Some assets get transferred outside of your estate. What that means is that when you die, they get passed on to a new owner without having to make a pit stop in your estate first. Usually, these are things that have a co-owner or a beneficiary or are ‘payable on death.’
It’s confusing, but I will try to explain using myself as an example.
My husband and I own our house together. We are “joint tenants with right of survivorship.” What this means is that we don’t own our house 50/50. We both own 100% of the house. We, together as one married unit, own that house. When one of us dies, the second after the person who passes takes our last breath, the survivor still owns that house 100%. The person who died no longer owns the house because they did not survive. It’s a ‘survivor takes all’ kind of game.
We also have a few different bank accounts. The vast majority of our money is in joint accounts. We both own those accounts, same as our house. We don’t own those accounts 50/50, we each own those accounts wholly. Nothing but morals (and a desire to stay married and to retire one day) is stopping me from withdrawing every cent from those accounts and blowing it on something ridiculous. Same goes for Mike. He could do that if he wanted. I’d be in jail for murder, but he could legally do it. When one of us dies, the survivor owns all of the money in those accounts 100% without having to go to probate court or worrying about what the other person’s will says.
We have a few smaller accounts that are in our own separate names. Mike has one we call his ‘toy’ account. I have no idea if he set up a beneficiary on that account or not. Let’s say he didn’t. If he dies first, then that money isn’t mine. I have to go to probate court to probate his will and then I get that money if and only if he left it to me in his will. However, if he has that account set up so that it is ‘payable on death (POD)’ or with me as a beneficiary, and he dies first, I don’t have to go to probate court to get his money. That money is not part of his estate. I can just go to the bank with a copy of his death certificate to prove he is really gone, and that money is mine, and it passes outside of his estate.
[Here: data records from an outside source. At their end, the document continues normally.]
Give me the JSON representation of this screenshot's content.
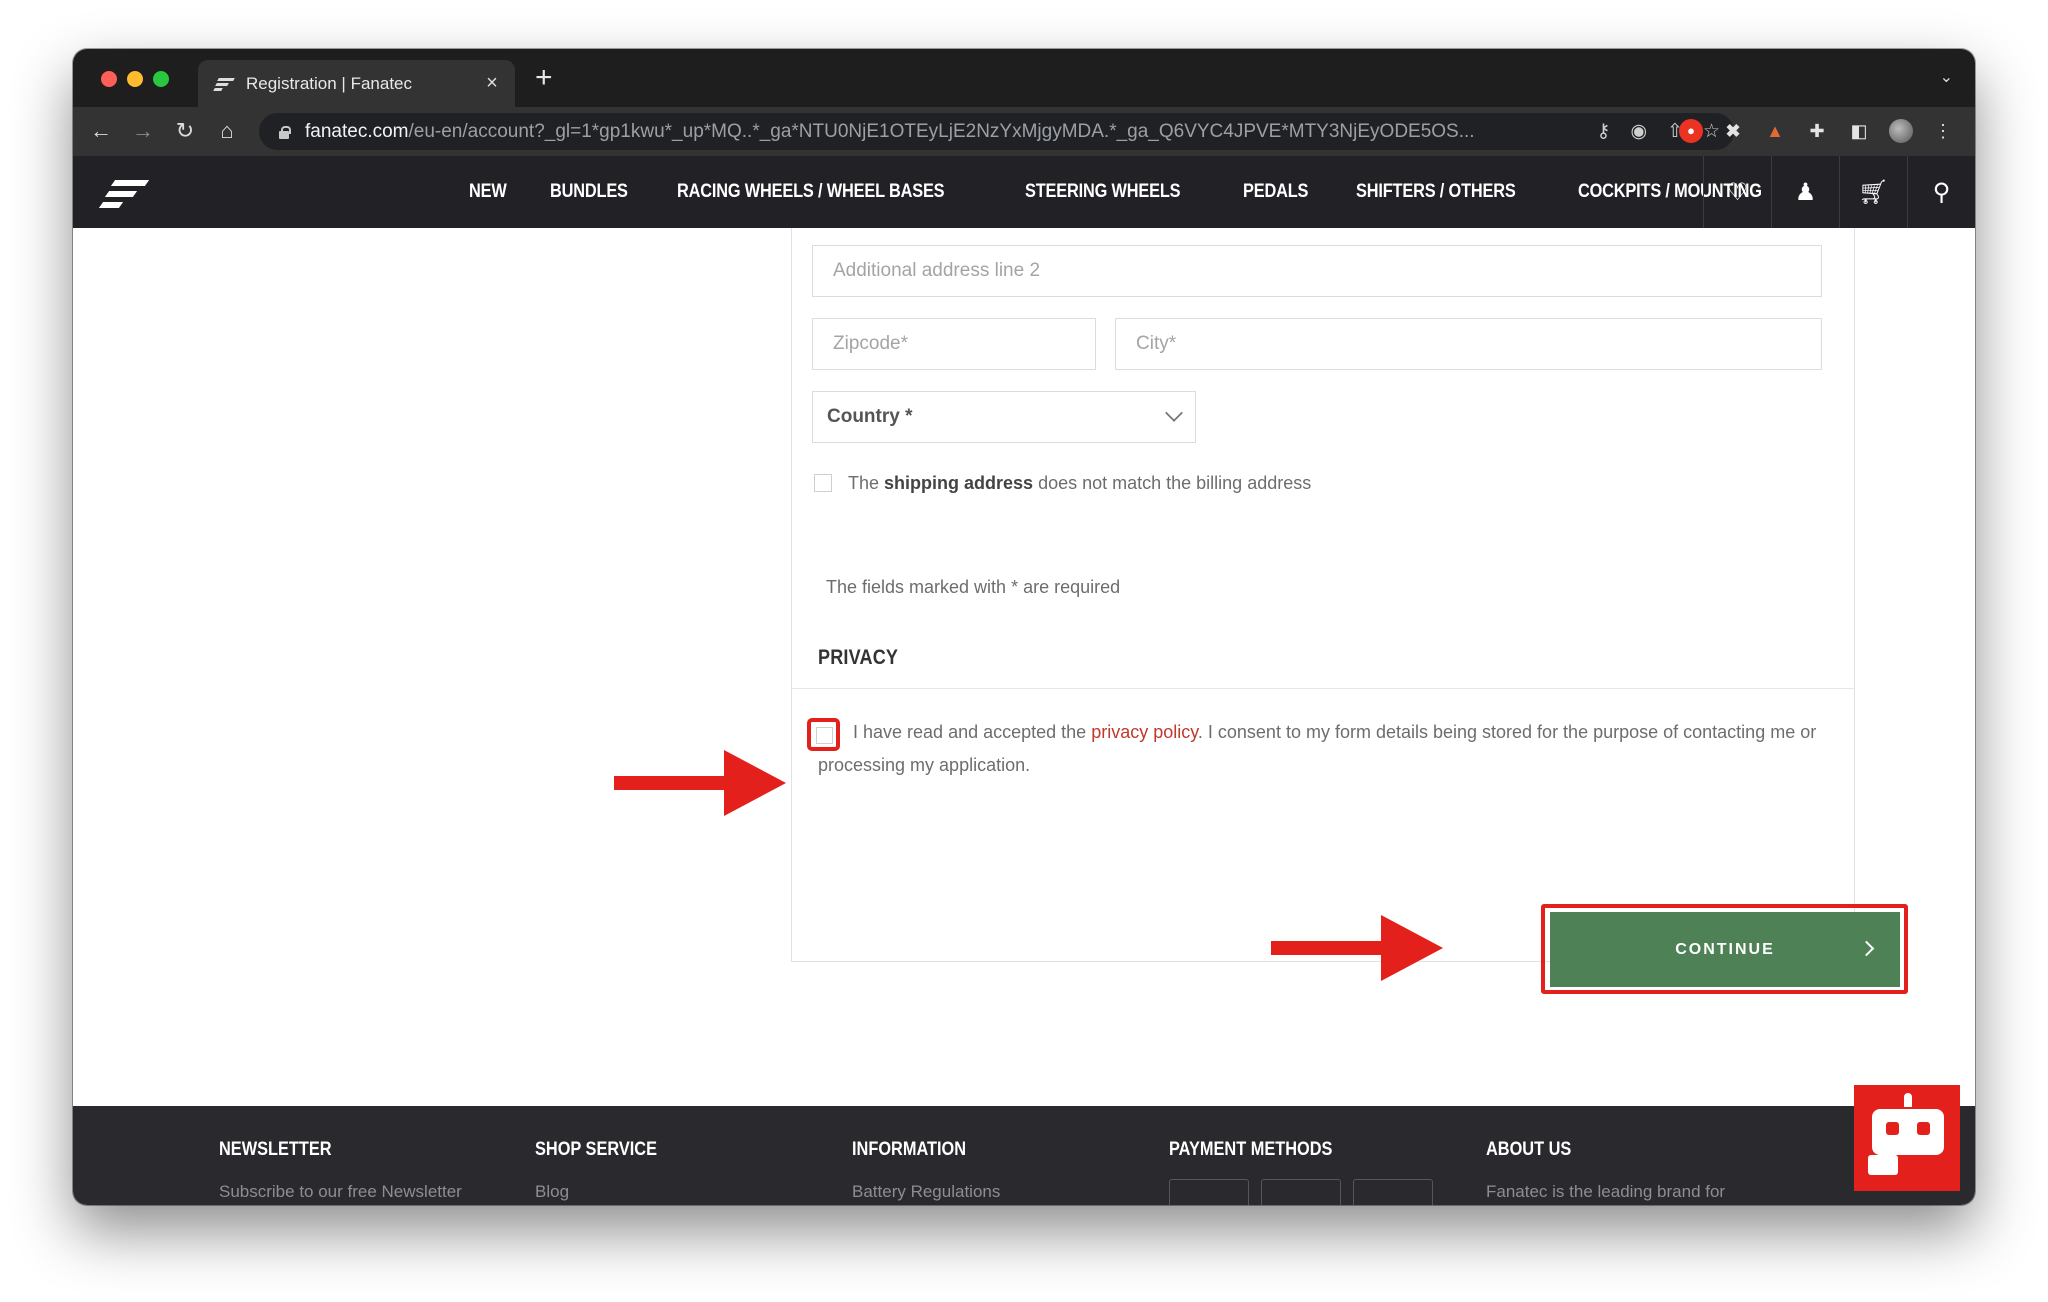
{
  "browser": {
    "tab_title": "Registration | Fanatec",
    "new_tab": "+",
    "tab_close": "×",
    "url_host": "fanatec.com",
    "url_path": "/eu-en/account?_gl=1*gp1kwu*_up*MQ..*_ga*NTU0NjE1OTEyLjE2NzYxMjgyMDA.*_ga_Q6VYC4JPVE*MTY3NjEyODE5OS..."
  },
  "site": {
    "nav": [
      "NEW",
      "BUNDLES",
      "RACING WHEELS / WHEEL BASES",
      "STEERING WHEELS",
      "PEDALS",
      "SHIFTERS / OTHERS",
      "COCKPITS / MOUNTING"
    ]
  },
  "form": {
    "address2_placeholder": "Additional address line 2",
    "zipcode_placeholder": "Zipcode*",
    "city_placeholder": "City*",
    "country_label": "Country *",
    "shipping_prefix": "The ",
    "shipping_bold": "shipping address",
    "shipping_suffix": " does not match the billing address",
    "required_note": "The fields marked with * are required",
    "privacy_title": "PRIVACY",
    "privacy_prefix": "I have read and accepted the ",
    "privacy_link": "privacy policy",
    "privacy_suffix": ". I consent to my form details being stored for the purpose of contacting me or processing my application.",
    "continue_label": "CONTINUE"
  },
  "footer": {
    "columns": [
      {
        "title": "NEWSLETTER",
        "sub": "Subscribe to our free Newsletter"
      },
      {
        "title": "SHOP SERVICE",
        "sub": "Blog"
      },
      {
        "title": "INFORMATION",
        "sub": "Battery Regulations"
      },
      {
        "title": "PAYMENT METHODS",
        "sub": ""
      },
      {
        "title": "ABOUT US",
        "sub": "Fanatec is the leading brand for"
      }
    ]
  },
  "colors": {
    "accent_red": "#e3201b",
    "continue_green": "#4e8256",
    "header_bg": "#222226"
  }
}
If you are the Executor of someone’s estate and you have to add up the assets of the estate and divide them up, this is important information. Let’s say your husband died without a will and you have two children. When you go to the probate court to administer his estate, you will have to divide it into thirds. One third goes to you, one third to your son, and one third to your daughter. But your husband’s 401k had you listed as a beneficiary, and the house was titled with you as a joint tenant with right of survivorship. You also had a joint bank account. This means that when you are adding up the total that needs to be divided, you do not include the value of the house or the amount in his 401k or the joint bank account.
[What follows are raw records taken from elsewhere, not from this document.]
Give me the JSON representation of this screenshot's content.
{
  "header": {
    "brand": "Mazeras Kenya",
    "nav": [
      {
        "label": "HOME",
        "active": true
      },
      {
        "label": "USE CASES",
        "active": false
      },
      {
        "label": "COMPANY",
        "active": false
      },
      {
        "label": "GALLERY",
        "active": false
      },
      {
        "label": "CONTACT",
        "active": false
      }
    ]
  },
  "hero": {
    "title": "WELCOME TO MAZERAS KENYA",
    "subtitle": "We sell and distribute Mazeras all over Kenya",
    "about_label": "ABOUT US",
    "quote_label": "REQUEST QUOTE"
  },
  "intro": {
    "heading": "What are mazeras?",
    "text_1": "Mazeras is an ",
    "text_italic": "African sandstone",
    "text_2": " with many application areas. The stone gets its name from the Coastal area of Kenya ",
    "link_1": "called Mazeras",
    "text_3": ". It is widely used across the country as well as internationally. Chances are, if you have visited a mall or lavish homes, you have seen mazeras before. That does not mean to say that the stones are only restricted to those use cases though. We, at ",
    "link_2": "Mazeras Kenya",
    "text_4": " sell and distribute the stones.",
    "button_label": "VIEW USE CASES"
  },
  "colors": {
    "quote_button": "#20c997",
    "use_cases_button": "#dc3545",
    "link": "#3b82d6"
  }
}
A lot of times, this makes the heirs mad, especially when the husband or wife, the person who owned everything jointly, is step-mom or step-dad to the children. They have trouble understanding why the woman who was only married to dad for seven years gets the house and the 401k and the biggest bank account, and then the children who have known dad for 50 years only get a small share of what’s left.
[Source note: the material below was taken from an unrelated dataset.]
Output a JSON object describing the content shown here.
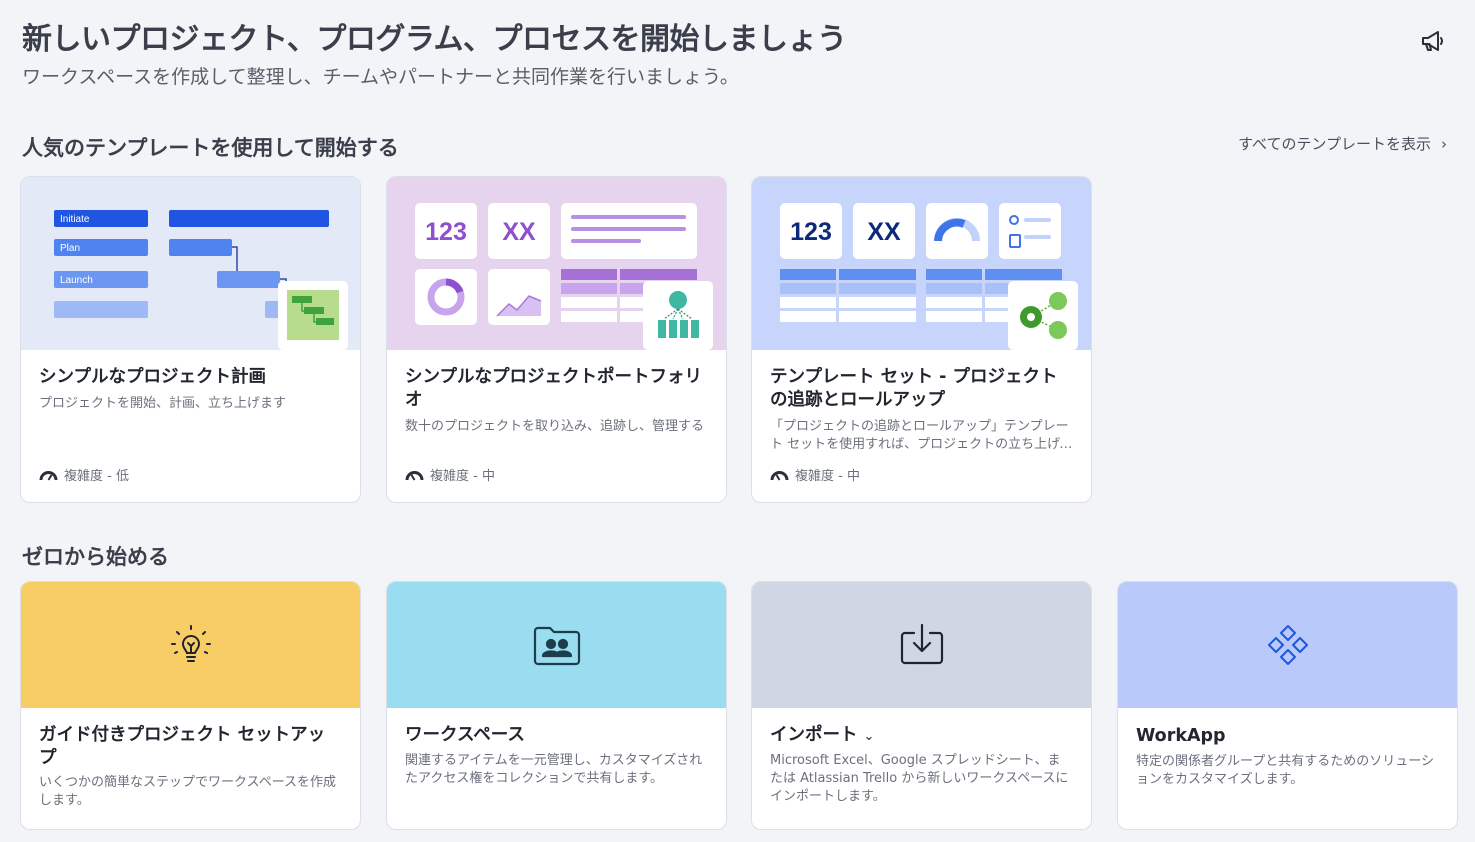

That’s where estate planning comes in. If you want to leave your children a legacy, you can do it, but you have to plan for it. Make sure your beneficiaries are listed in a way that makes sense for how you want things to shake out. Make sure your house is titled the way you want it. Include people in your will – and make sure you have a will – that you want to benefit from your lifetime of savings.
Nothing in this article should be construed as legal advice. It is being offered for informational purposes only.